Frye Folsom Combat Boots
Zip it up for full protection, or leave it halfway down for walking-around comfort.Jon Langston

The real leather laces felt soft and pliable, not stiff and synthetic, and I knew that even if I torqued on them these laces would not snap any time soon. The Folsoms felt good, and they looked great. Walking around the first thing I noticed was how comfortable they were for big ol' boots; the footbed was soft and the 8-inch calf shaft wasn't too stiff. Even though I sized up a notch, they were a bit snug out of the box. But I have wide feet anyway, so years ago I bought some expandable shoe tree stretchers on Amazon. A few days on those and my Folsoms fit perfectly. I don't even put insoles inside. They have Goodyear welted construction with a rubber bottom and round toe that's not too thick to slide under the shifter. They're solid, but not so heavy as to cause fatigue.
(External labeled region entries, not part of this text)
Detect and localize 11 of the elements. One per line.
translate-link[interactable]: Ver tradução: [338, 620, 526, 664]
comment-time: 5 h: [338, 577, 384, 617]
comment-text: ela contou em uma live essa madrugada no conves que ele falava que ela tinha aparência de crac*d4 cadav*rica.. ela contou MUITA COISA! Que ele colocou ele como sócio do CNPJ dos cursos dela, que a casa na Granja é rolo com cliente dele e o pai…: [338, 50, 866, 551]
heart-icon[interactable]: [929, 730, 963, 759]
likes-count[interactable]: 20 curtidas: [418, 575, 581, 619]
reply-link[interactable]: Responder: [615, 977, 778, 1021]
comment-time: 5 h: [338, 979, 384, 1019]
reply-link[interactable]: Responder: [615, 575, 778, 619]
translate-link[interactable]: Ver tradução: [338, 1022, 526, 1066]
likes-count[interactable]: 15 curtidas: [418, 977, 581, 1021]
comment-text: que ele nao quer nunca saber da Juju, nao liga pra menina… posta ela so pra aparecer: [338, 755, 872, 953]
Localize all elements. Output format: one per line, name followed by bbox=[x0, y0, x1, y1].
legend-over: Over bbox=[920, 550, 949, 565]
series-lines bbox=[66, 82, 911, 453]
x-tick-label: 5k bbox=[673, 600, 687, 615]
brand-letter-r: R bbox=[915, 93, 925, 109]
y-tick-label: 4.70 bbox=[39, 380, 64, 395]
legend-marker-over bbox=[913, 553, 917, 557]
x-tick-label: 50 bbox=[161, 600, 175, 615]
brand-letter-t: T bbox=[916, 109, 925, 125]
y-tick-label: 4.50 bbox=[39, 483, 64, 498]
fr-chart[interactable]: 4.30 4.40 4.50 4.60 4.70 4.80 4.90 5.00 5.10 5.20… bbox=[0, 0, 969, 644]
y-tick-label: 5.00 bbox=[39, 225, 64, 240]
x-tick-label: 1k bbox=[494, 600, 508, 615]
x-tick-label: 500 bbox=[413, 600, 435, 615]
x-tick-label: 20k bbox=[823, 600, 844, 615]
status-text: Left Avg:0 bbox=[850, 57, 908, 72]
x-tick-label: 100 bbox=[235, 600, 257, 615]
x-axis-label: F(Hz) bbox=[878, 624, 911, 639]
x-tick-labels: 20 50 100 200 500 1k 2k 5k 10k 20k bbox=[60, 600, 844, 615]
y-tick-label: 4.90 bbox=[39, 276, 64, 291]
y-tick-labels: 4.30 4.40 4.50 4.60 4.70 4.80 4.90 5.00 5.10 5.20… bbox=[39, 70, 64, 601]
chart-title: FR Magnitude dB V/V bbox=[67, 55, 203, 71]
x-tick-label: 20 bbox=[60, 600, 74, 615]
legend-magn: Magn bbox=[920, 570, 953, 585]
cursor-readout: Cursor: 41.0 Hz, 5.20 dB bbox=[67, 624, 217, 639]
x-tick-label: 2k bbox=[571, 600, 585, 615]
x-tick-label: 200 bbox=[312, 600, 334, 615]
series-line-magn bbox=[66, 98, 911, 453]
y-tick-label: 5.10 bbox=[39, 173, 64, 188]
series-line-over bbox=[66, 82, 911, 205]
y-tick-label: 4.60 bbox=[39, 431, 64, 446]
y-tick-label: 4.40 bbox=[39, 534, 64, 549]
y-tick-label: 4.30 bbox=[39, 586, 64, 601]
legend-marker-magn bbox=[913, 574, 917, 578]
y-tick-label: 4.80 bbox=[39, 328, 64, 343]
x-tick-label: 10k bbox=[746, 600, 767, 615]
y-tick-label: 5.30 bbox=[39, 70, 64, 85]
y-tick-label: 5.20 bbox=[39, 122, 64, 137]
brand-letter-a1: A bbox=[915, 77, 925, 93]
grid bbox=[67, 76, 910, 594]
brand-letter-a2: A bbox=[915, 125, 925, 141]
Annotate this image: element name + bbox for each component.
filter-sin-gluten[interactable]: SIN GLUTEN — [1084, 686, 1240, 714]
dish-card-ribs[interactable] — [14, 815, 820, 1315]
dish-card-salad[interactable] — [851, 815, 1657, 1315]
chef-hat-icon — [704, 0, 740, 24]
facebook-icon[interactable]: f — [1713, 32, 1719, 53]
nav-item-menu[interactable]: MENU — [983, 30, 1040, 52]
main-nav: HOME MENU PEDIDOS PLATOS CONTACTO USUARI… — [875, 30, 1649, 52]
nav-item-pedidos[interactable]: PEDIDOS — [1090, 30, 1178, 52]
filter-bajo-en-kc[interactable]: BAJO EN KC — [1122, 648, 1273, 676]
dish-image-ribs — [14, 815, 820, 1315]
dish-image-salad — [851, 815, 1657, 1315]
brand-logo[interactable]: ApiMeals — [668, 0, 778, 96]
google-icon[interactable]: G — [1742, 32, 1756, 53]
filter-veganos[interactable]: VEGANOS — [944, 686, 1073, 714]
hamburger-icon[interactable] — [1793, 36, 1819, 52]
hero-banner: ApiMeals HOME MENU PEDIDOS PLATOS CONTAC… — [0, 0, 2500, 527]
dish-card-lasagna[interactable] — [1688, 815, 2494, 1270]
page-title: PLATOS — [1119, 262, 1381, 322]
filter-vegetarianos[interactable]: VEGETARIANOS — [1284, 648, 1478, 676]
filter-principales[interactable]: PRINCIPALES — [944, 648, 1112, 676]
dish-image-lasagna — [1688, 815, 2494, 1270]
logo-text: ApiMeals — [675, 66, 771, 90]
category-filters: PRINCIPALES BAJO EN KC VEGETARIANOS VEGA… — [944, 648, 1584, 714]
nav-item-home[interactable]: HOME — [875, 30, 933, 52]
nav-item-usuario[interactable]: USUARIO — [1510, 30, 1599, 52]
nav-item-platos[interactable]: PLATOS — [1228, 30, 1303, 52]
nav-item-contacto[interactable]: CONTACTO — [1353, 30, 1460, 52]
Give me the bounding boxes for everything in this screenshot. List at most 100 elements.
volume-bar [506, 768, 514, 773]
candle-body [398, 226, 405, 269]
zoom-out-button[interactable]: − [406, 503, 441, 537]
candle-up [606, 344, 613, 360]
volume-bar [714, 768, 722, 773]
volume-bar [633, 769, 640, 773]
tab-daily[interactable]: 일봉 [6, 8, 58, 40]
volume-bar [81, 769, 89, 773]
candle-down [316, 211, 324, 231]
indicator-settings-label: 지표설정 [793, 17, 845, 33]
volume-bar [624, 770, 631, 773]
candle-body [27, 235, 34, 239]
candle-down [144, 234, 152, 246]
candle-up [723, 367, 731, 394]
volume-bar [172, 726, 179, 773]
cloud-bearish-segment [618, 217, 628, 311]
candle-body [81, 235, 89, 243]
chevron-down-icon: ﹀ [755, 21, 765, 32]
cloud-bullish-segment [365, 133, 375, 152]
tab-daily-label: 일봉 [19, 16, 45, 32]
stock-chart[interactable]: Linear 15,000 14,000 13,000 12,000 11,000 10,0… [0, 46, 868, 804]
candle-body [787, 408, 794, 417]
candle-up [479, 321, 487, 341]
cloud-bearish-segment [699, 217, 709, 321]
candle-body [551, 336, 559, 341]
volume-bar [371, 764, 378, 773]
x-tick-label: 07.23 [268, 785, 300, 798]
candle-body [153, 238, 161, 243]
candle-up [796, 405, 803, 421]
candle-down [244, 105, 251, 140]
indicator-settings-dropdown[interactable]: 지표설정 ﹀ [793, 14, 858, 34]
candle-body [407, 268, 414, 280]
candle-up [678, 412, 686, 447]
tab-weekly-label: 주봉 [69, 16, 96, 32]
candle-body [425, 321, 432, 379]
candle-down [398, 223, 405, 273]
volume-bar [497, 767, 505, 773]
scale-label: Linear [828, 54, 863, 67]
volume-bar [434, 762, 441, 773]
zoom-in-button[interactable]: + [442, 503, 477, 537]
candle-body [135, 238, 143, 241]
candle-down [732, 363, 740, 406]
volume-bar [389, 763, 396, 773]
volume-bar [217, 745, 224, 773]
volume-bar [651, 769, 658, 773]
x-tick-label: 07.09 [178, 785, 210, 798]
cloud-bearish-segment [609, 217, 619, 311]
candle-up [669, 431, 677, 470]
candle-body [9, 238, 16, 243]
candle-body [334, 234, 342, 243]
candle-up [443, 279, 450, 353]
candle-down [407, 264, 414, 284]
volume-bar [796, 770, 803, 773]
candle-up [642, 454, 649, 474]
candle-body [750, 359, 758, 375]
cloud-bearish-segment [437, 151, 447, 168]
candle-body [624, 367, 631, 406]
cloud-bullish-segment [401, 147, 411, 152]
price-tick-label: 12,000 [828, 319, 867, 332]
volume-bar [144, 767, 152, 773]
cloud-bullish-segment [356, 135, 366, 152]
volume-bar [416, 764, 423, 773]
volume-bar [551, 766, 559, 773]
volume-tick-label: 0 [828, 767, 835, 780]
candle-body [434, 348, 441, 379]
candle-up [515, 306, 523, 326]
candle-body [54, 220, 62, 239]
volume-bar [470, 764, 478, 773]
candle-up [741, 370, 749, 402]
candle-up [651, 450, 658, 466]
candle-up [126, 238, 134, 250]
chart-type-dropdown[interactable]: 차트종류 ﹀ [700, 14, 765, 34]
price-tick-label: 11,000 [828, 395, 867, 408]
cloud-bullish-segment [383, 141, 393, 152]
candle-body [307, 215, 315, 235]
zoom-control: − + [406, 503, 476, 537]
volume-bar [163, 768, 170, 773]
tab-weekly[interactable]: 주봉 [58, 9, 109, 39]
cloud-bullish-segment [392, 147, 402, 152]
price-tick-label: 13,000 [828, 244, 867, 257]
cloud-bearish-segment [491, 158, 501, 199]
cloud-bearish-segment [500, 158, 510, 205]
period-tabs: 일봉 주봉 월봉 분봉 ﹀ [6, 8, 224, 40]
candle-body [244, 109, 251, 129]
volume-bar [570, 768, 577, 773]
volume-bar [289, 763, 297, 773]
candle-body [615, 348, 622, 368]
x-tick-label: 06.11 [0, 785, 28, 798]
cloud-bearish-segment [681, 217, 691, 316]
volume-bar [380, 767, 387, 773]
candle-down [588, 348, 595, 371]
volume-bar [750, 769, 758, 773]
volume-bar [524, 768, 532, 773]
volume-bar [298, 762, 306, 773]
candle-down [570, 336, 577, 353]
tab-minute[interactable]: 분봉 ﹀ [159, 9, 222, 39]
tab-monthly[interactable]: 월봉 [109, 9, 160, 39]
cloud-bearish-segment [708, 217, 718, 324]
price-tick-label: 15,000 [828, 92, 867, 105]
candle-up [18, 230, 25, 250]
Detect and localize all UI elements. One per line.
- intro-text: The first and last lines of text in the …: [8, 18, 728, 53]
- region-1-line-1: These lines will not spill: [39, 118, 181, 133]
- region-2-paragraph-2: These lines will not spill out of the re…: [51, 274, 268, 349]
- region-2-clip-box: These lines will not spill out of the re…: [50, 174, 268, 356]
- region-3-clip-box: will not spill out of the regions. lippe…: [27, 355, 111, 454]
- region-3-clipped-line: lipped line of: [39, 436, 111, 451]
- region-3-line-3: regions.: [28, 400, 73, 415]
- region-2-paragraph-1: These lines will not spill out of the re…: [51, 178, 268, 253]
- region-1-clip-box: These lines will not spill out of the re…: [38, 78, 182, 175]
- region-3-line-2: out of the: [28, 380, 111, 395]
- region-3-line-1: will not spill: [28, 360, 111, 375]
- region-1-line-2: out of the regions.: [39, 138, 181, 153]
And they look great in most any situation, motorcycling or otherwise.

On the bike these boots not only look great in anything from jeans to riding pants but they feel great, not too heavy or clunky and sensitive enough use the foot controls with ease. There’s no protective patch on the top like on “real” riding boots, but so far they show zero signs of wearing through where the leather meets the shift lever. In heavy Midwestern rain they got soaked through, and seeped in front as much as you’d expect lace-ups to, but my feet miraculously didn’t get all that wet. And a night on the hotel room heater was all they need to dry completely.

At this point I’ve worn my Folsoms on nearly a year’s worth of rides, from standing on the pegs to scrambling over mud and gravel to power-walking on the FDR over sizzling-hot summer blacktop. I’ve also worn them for hours strolling around bike rallies, stood in them for hours at general-admission concerts (Lukas Nelson and Margo Price, natch), kicked around in them all night at standing-room-only house parties, worn them with chinos to nice restaurants, and hiked around Manhattan when friends come to visit NYC. And my feet never ache, rarely tire, and the Folsoms keep pounding away at the pavement. And they're getting more comfortable with age.

Frye’s Folsom Combat Boots aren’t from the company’s current collection. But they are available from multiple online retailers, including Amazon, for about half their original list price. But the bottom line is, I have no idea when I’ll need to buy another pair of riding boots. And that, my friends, feels great.